Does anyone know what the early Christians were known as before they split from their Jewish cousins? They were known as followers of the way, those who followed Jesus. I am not claiming that all religions are the same or that there is a one-to-one correlation between them, although when I was a spiritual counselor in South Dakota, when I did fifth steps for our First Nation brother and sisters, they would often talk about the red road, which meant they were trying to get their life back on track and renew their relationships with all their living relatives, two-legged and four-legged alike. In the Sermon on the Mount, Jesus told us that being a disciple is a hard thing to accomplish and the road, "straight is the path and narrow the way."

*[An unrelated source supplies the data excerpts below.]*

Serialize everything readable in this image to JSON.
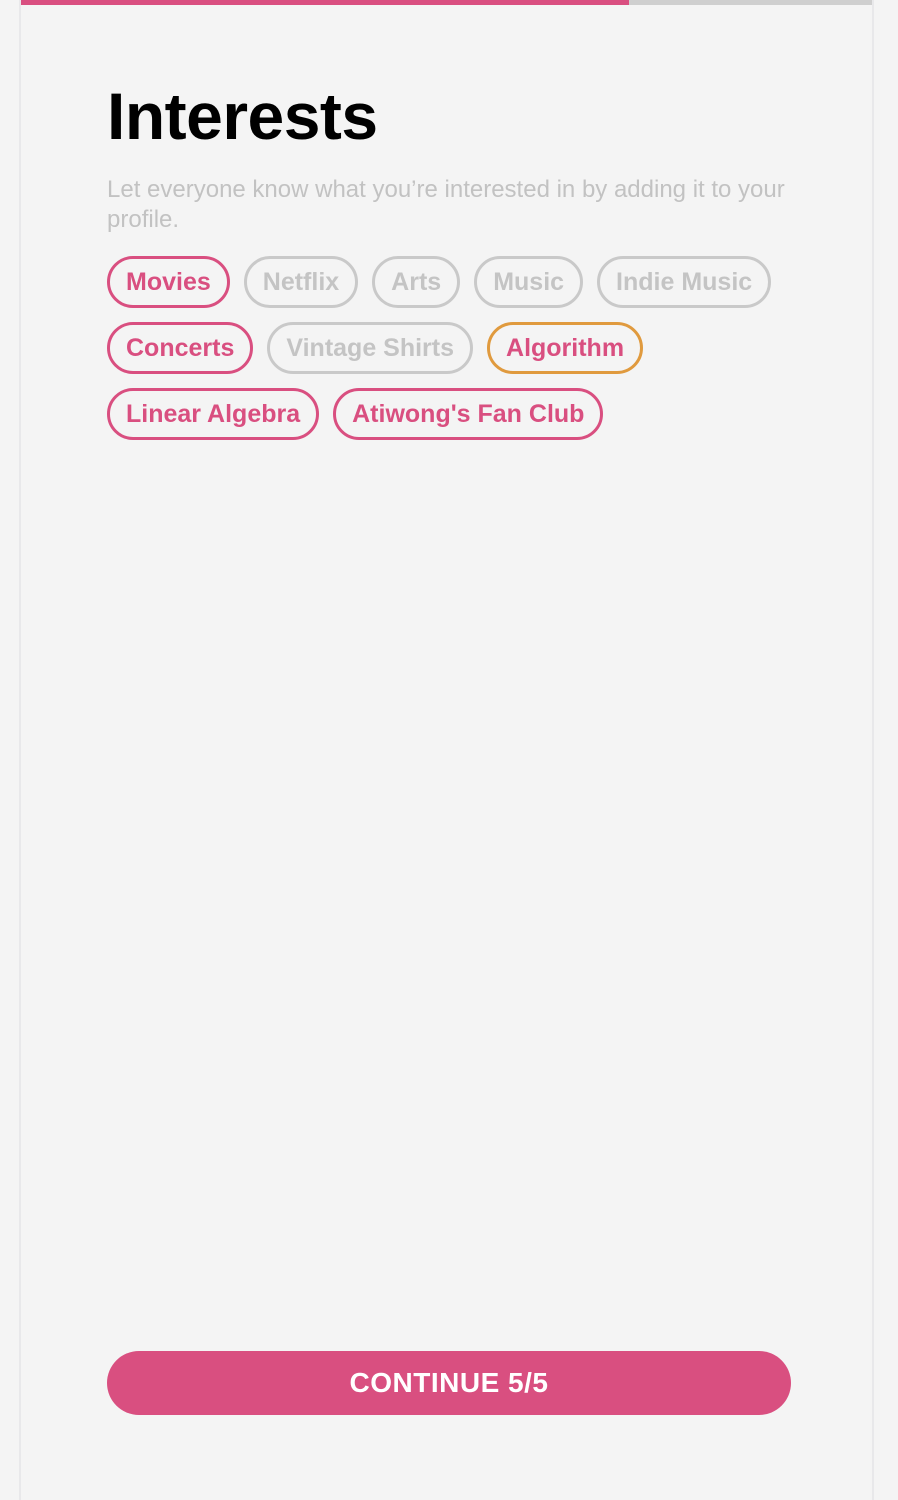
{
  "progress": {
    "fraction": 0.714,
    "fill_color": "#d94f80",
    "track_color": "#cfcfcf"
  },
  "title": "Interests",
  "subtitle": "Let everyone know what you’re interested in by adding it to your profile.",
  "colors": {
    "accent": "#d94f80",
    "focus_outline": "#e09a3e",
    "unselected": "#c4c4c4"
  },
  "interests": [
    {
      "label": "Movies",
      "state": "selected"
    },
    {
      "label": "Netflix",
      "state": "unselected"
    },
    {
      "label": "Arts",
      "state": "unselected"
    },
    {
      "label": "Music",
      "state": "unselected"
    },
    {
      "label": "Indie Music",
      "state": "unselected"
    },
    {
      "label": "Concerts",
      "state": "selected"
    },
    {
      "label": "Vintage Shirts",
      "state": "unselected"
    },
    {
      "label": "Algorithm",
      "state": "focused"
    },
    {
      "label": "Linear Algebra",
      "state": "selected"
    },
    {
      "label": "Atiwong's Fan Club",
      "state": "selected"
    }
  ],
  "continue_button": {
    "label": "CONTINUE 5/5"
  }
}
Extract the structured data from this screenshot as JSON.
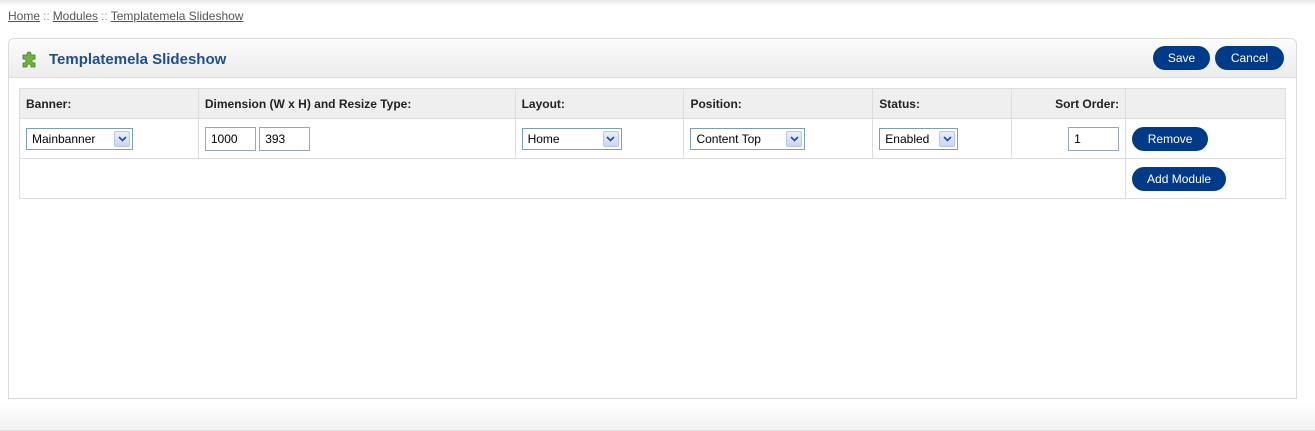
{
  "breadcrumb": {
    "items": [
      "Home",
      "Modules",
      "Templatemela Slideshow"
    ],
    "separator": "::"
  },
  "header": {
    "icon": "puzzle-piece-icon",
    "title": "Templatemela Slideshow",
    "save_label": "Save",
    "cancel_label": "Cancel"
  },
  "table": {
    "columns": [
      "Banner:",
      "Dimension (W x H) and Resize Type:",
      "Layout:",
      "Position:",
      "Status:",
      "Sort Order:"
    ],
    "rows": [
      {
        "banner": "Mainbanner",
        "width": "1000",
        "height": "393",
        "layout": "Home",
        "position": "Content Top",
        "status": "Enabled",
        "sort_order": "1",
        "remove_label": "Remove"
      }
    ],
    "add_module_label": "Add Module"
  },
  "colors": {
    "button": "#003a88",
    "title": "#1d4f8f",
    "icon": "#6cb33f"
  }
}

Dietrich Bonhoeffer wrote in his book, "The Cost of Discipleship" about this young man who went away grieving because although he wanted to follow Jesus, he couldn't because Jesus asked him first to give away all of his possessions. The Rev. Dr. Bonhoeffer said it wasn't the amount of goods or riches that this rich young man had that kept him from following Jesus, but it was simply that he couldn't put Jesus first in his heart and in his life. The "Cost of Discipleship" was published in 1937 so it was being written when Adolf Hitler was consolidating his power in Germany and preparing the country for purification and war with the 'blessing' of the national and nationalistic Lutheran church. Bonhoeffer talked about 'cheap grace' the kind that doesn't ask anything of you except to go along with whatever the church, society, and the government tell you to believe and do. He bore witness to the evil which can come from putting our own needs of comfort and safety ahead of following Christ.

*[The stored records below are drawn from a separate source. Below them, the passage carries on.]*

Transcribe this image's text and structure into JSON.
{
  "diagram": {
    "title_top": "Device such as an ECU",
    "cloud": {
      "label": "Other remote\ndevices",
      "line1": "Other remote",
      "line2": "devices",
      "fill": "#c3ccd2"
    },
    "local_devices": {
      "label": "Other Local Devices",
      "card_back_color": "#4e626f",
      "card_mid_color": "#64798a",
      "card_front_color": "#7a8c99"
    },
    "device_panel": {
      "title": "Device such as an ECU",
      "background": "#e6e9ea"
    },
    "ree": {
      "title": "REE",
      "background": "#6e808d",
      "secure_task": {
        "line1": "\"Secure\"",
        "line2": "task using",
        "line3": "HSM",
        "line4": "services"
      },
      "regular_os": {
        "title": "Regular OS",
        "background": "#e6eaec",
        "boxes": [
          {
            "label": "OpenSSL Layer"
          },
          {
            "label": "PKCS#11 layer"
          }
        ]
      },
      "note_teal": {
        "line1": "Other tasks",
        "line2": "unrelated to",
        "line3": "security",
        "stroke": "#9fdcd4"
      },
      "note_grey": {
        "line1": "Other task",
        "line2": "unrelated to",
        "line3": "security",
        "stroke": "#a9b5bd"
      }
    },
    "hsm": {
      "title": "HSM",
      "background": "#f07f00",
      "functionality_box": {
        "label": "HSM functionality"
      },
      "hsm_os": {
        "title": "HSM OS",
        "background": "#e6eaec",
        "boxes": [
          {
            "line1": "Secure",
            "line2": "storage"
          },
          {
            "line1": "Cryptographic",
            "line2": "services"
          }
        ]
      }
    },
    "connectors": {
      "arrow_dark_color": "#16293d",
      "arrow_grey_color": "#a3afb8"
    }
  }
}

On Friday, I took a class up at Cook County Higher Education on Safe Together, Empowering Peaceful Responses, Rural MN Community Safety Project. The leaders of Nonviolent Peace Force talked about two different type of paradigms that usually govern humanity's need for safety. The first was a mechanistic paradigm in which is a closed system where something for one person means less for another, where the ends justify the means, and to solve a problem you must isolate it from that which is around it. Safety is expelling the problem/person/people from the system. Does this sound familiar?

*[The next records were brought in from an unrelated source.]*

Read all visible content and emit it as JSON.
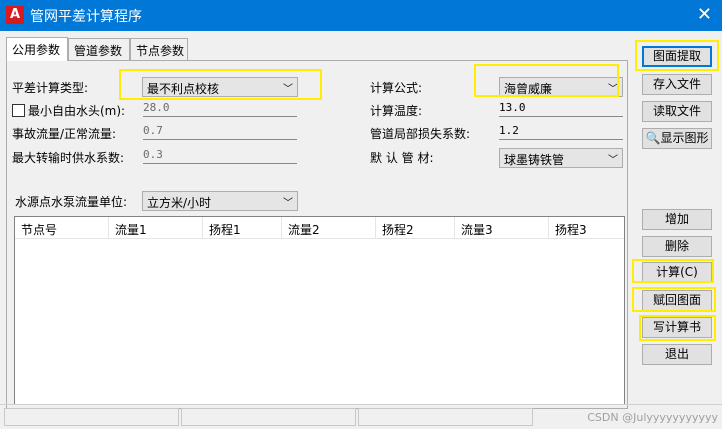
{
  "window": {
    "app_icon_letter": "A",
    "title": "管网平差计算程序",
    "close_glyph": "✕"
  },
  "tabs": [
    {
      "label": "公用参数",
      "active": true
    },
    {
      "label": "管道参数",
      "active": false
    },
    {
      "label": "节点参数",
      "active": false
    }
  ],
  "form": {
    "calc_type": {
      "label": "平差计算类型:",
      "value": "最不利点校核"
    },
    "min_head": {
      "label": "最小自由水头(m):",
      "value": "28.0",
      "checked": false
    },
    "accident_ratio": {
      "label": "事故流量/正常流量:",
      "value": "0.7"
    },
    "max_transfer": {
      "label": "最大转输时供水系数:",
      "value": "0.3"
    },
    "formula": {
      "label": "计算公式:",
      "value": "海曾威廉"
    },
    "temperature": {
      "label": "计算温度:",
      "value": "13.0"
    },
    "local_loss": {
      "label": "管道局部损失系数:",
      "value": "1.2"
    },
    "material": {
      "label": "默 认 管 材:",
      "value": "球墨铸铁管"
    },
    "flow_unit": {
      "label": "水源点水泵流量单位:",
      "value": "立方米/小时"
    }
  },
  "table": {
    "columns": [
      "节点号",
      "流量1",
      "扬程1",
      "流量2",
      "扬程2",
      "流量3",
      "扬程3"
    ]
  },
  "buttons": {
    "pick": "图面提取",
    "save": "存入文件",
    "read": "读取文件",
    "show": "显示图形",
    "add": "增加",
    "delete": "删除",
    "calc": "计算(C)",
    "return": "赋回图面",
    "write": "写计算书",
    "exit": "退出"
  },
  "watermark": "CSDN @Julyyyyyyyyyyy",
  "colors": {
    "title_bar": "#0178d7",
    "highlight": "#ffee00",
    "app_icon": "#d71920"
  },
  "icons": [
    "autocad-app-icon",
    "close-icon",
    "chevron-down-icon",
    "magnifier-icon",
    "checkbox-icon"
  ]
}
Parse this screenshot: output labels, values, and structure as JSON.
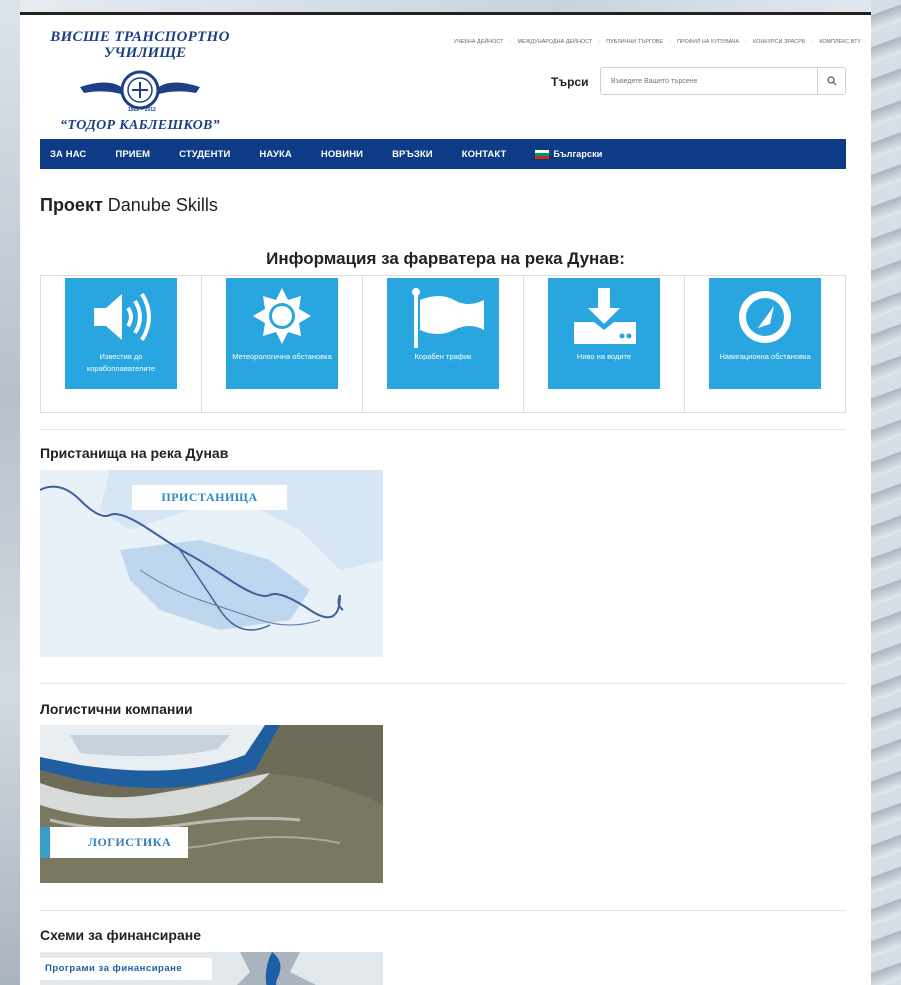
{
  "header": {
    "logo": {
      "line1": "ВИСШЕ ТРАНСПОРТНО",
      "line2": "УЧИЛИЩЕ",
      "line3": "“ТОДОР КАБЛЕШКОВ”",
      "emblem_years": "1922 – 2012"
    },
    "top_links": [
      "УЧЕБНА ДЕЙНОСТ",
      "МЕЖДУНАРОДНА ДЕЙНОСТ",
      "ПУБЛИЧНИ ТЪРГОВЕ",
      "ПРОФИЛ НА КУПУВАЧА",
      "КОНКУРСИ ЗРАСРБ",
      "КОМПЛЕКС ВТУ"
    ],
    "search": {
      "label": "Търси",
      "placeholder": "Въведете Вашето търсене"
    },
    "main_nav": [
      "ЗА НАС",
      "ПРИЕМ",
      "СТУДЕНТИ",
      "НАУКА",
      "НОВИНИ",
      "ВРЪЗКИ",
      "КОНТАКТ"
    ],
    "language": "Български"
  },
  "main": {
    "page_title_bold": "Проект",
    "page_title_rest": "Danube Skills",
    "info_heading": "Информация за фарватера на река Дунав:",
    "tiles": [
      {
        "label": "Известия до корабоплавателите",
        "icon": "speaker-icon"
      },
      {
        "label": "Метеорологична обстановка",
        "icon": "sun-icon"
      },
      {
        "label": "Корабен трафик",
        "icon": "flag-icon"
      },
      {
        "label": "Ниво на водите",
        "icon": "download-icon"
      },
      {
        "label": "Навигационна обстановка",
        "icon": "compass-icon"
      }
    ],
    "sections": [
      {
        "title": "Пристанища на река Дунав",
        "banner": "ПРИСТАНИЩА"
      },
      {
        "title": "Логистични компании",
        "banner": "ЛОГИСТИКА"
      },
      {
        "title": "Схеми за финансиране",
        "banner": "Програми за финансиране"
      }
    ]
  },
  "colors": {
    "nav_bg": "#0d3b86",
    "tile_bg": "#29a6e0",
    "logo_blue": "#1d3f86"
  }
}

God's Kingdom or the Kingdom of God often doesn't land right in our day of wokeness and living in a democracy. However, when John the Baptist and Jesus used this phrase, it wasn't talking about heaven above or heaven as the afterlife, they were talking about the way and the road here on earth. It was opposing the Roman Empire itself, it was opposing any king back then, government committing genocide in history, or democracy today that sees the world in a mechanistic paradigm.
The ecological paradigm is an open system where it believes there is enough for everyone, that the means and the ends have to ling up, and you can't solve a problem without looking at the whole system, not just isolating it. The way to attain safety is working with the problem in its or their relationship with those around it and restoring the good.
For too long, Western civilization, with the backing of the Church, has not even seen the world as an us against them, but just an us and the rest doesn't matter. With Hurricane Helene, we have another example of how we can't ignore or deny that there is a relationship between humanities' actions and the world in which we live. The good news is that God created the world in which there can be an ecological paradigm where both humanity and nature and animals, birds, fish, and the things that crawl can thrive. The good news is that in our religion of Christianity, and just about any religion, there is the basis and the actions that can bring about this balance. It will take time and it will cost us in many ways, just as now we are paying the cost for believing we are outside of nature's ways. But, however, nonetheless, we do have an opportunity to create a better life, a better way, and a better road to the future and for the future if we follow the paradigm, the kingdom, the kindom of the one who tells us to consider the lilies, that God knows and counts every sparrow, and all are welcome.